After enough volume, I compared the two columns. Where the machine scored a scenario high, I almost always agreed, and my rare rejections up there were cosmetic, a phrasing I would have tightened, never something that would mislead a learner. The disagreements that mattered clustered lower down. Ambiguity, contexts that were plausible but subtly off for the age group, problems that were correct and somehow still confusing. Around 0.85 the character of my rejections changed from this is wrong to I would have done it differently, and that is a distinction worth automating around. Below the line lives judgment. Above it lived my taste, and taste is not what the review queue is for.

So the line went in at 0.85. Not because the number is special, but because that is where my own recorded behavior said the machine and I stopped disagreeing about anything a child would feel.

Hard gates discard outright failures before any scoring. Survivors get a composite quality score, and 0.85 is the line where months of my own review decisions stopped adding anything a learner would notice.

What stays human on purpose

The threshold is not a retirement of the review queue.
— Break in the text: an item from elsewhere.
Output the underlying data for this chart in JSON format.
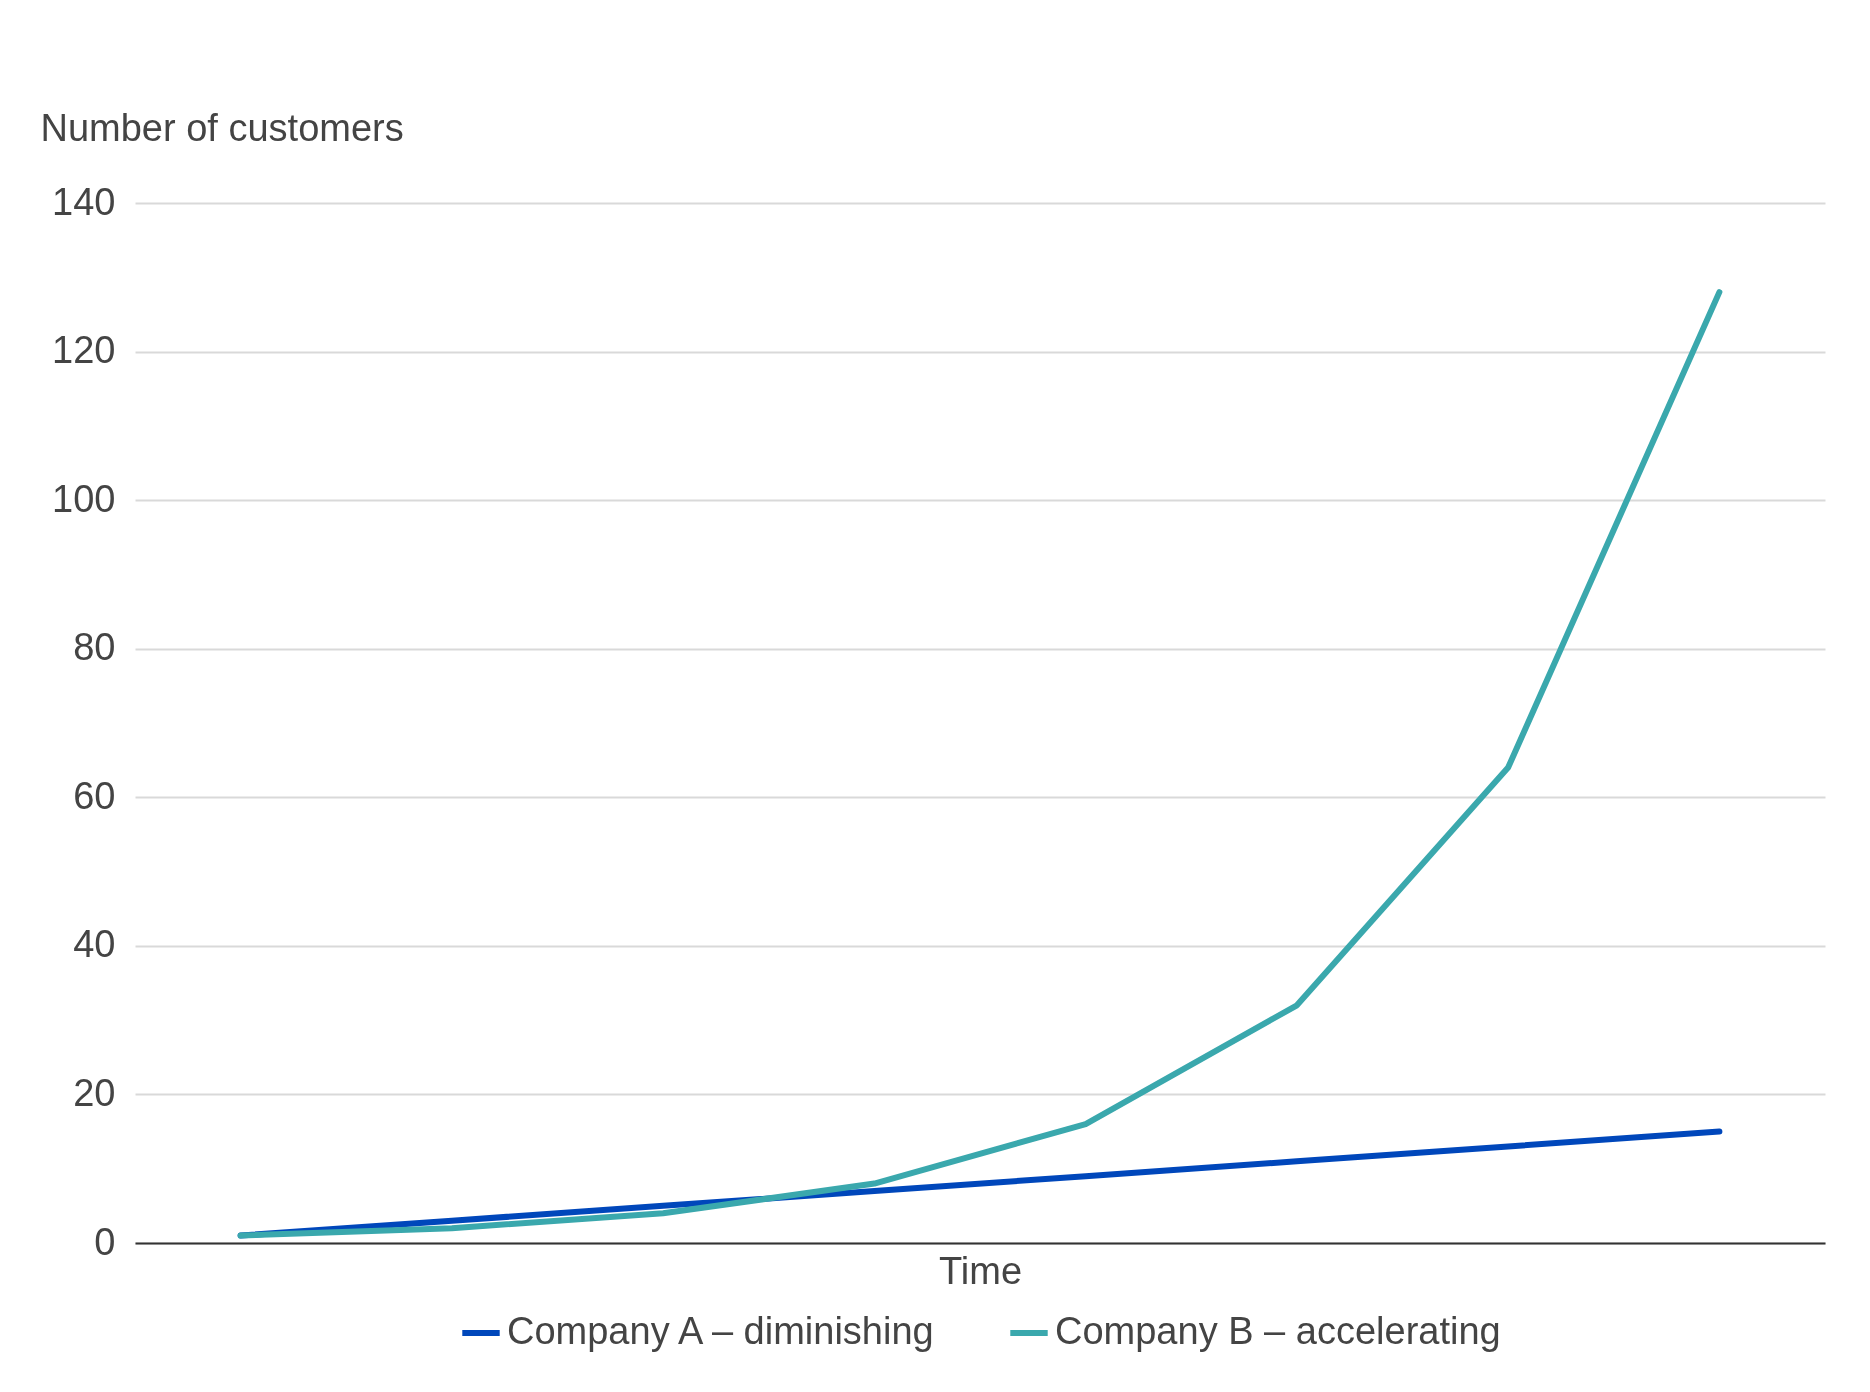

Three kinds of content keep a person in the chain no matter what they score.

The first batches of any new concept get reviewed in full, because the score is only trustworthy where my recorded decisions taught it what good looks like, and a new concept is new territory. Anything touching locale and cultural context gets a person when it sits near the line, because those misses embarrass quietly and the gates only catch the crude cases. And a sample from above the line gets pulled for review on an ongoing basis, because the whole arrangement rests on the score staying honest, and the only way to know is to keep checking it against a human.

That last one matters most. A dashboard now tracks approval rates per template over time, and the thing I watch for is drift. Prompts age, models change, and a threshold calibrated in summer can rot by winter without a single alarming event. If auto-approval rates climb while my sampled agreement falls, the line moves up until I understand why.

The part I am less sure about

I want to flag the assumption this whole post stands on, because someone will eventually test it harder than I have. My calibration data is my own judgment. The threshold encodes me, my pedagogical instincts, my cultural blind spots, my tired-evening leniency. For a product run by one person that is at least coherent. The moment other reviewers join, the line stops meaning one thing, and I suspect maintaining a shared standard across reviewers is a harder problem than any of the machinery in this post.

I also do not know yet how the threshold behaves at real catalog scale. The volumes I calibrated on are honest but small. It is possible the score distribution shifts as concepts multiply, and 0.85 turns out to be the right line in the wrong place. If that happens, you will read about it here.

What I can say is that the system fails in the right direction. Every doubt routes to a person, every discard is silent and costless, and the worst outcome of a miscalibrated threshold is me reviewing more than I strictly need to. A learning product should inconvenience its builder before it confuses its learner. That ordering is the actual decision in this post, and the number is just where it landed this season.